Aktivitas ini bukan sekadar mengisi waktu, bukan pula hanya rutinitas tanpa arah. Aktivitas pertama adalah sentuhan awal yang bisa menanamkan kesan, membentuk ikatan, dan membuka jalan bagi tarbiyah yang berkelanjutan.
Kita berhadapan dengan generasi Z dan generasi milenial. Dua generasi yang kini mendominasi 65% wajah Asia dan Indonesia. Mereka adalah amanah besar, potensi sekaligus tantangan. Mereka berbeda dari generasi sebelumnya: lebih suka visual, lebih cepat bosan, haus akan pengalaman nyata, dan tidak mudah tersentuh dengan ceramah panjang. Mereka tidak ingin sekadar dinasihati; mereka ingin diajak berjalan, diajak merasakan, diajak mengalami.
Ikhwah fillah, pernah ada pengalaman menarik. Seorang anak SMA kelas 12, setelah mendengar ceramah panjang 30 menit, justru merasa jenuh. Besoknya ia berucap kapok, karena merasa sedang dinasihati layaknya ayahnya di rumah. Padahal yang ia butuhkan bukanlah kata-kata panjang, melainkan pengalaman sederhana yang membekas. Maka saat mereka diajak kegiatan ringan—makan bersama, outing ke pantai, atau sekadar bercakap hangat—mereka lebih merasa dekat dan terikat. Dari sana, pesan Islam dapat masuk perlahan, dengan cara yang lebih membumi.

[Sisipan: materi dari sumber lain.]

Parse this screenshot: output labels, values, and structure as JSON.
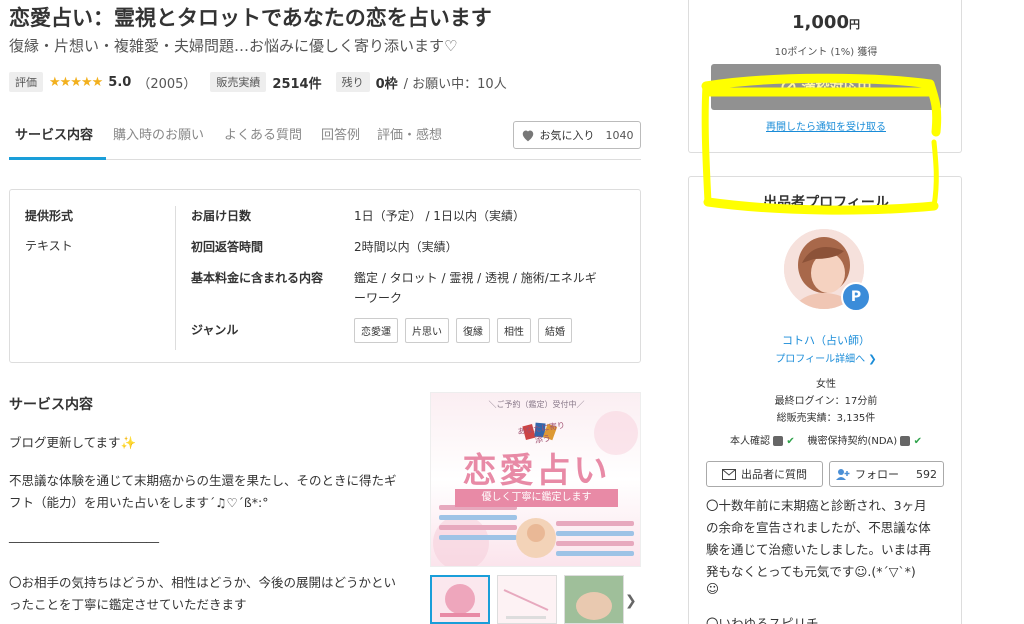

Inilah pelajaran penting: di awal tarbiyah jangan bebani dengan materi yang berat. Cukup hadirkan aktivitas yang menyenangkan, permainan yang mendidik, diskusi ringan, atau sekadar ice breaking yang membuat mereka merasa nyaman. Sentuhan pertama adalah gerbang. Jika gerbang ini hangat, ramah, dan penuh keakraban, maka langkah-langkah setelahnya akan lebih mudah ditempuh.
Dakwah, saudara-saudaraku, bukan sekadar gaya. Dakwah bukan formalitas yang kaku. Dakwah adalah jalan yang hidup, aktif, dinamis, dan ekspansif. Kita menapakinya dengan tauhid sebagai pondasi, dengan cinta sebagai bekal, dengan orientasi hanya kepada Allah sebagai tujuan. Allah menuntun kita dengan firman-Nya dalam QS. Yusuf ayat 108:
قُلْ هَٰذِهِۦ سَبِيلِىٓ أَدْعُوا۟ إِلَى ٱللَّهِ ۚ عَلَىٰ بَصِيرَةٍ أَنَا۠ وَمَنِ ٱتَّبَعَنِى ۖ وَسُبْحَـٰنَ ٱللَّهِ وَمَآ أَنَا۠ مِنَ ٱلْمُشْرِكِينَ
Katakanlah (Muhammad), “Inilah jalanku. Aku dan orang-orang yang mengikutiku mengajak (kamu) kepada Allah dengan yakin. Mahasuci Allah, dan aku tidak termasuk orang-orang musyrik.”
Ayat ini adalah cahaya bagi kita semua. Bahwa dakwah bukan sekadar mengajak, melainkan mengajak dengan bashirah—dengan ilmu yang kokoh, dengan pemahaman yang dalam, dengan kesabaran yang luas, dan dengan hati yang penuh kasih. Dakwah tidak boleh berhenti di retorika; ia harus hadir dalam teladan, dalam aktivitas, dalam cara kita berinteraksi dengan generasi muda.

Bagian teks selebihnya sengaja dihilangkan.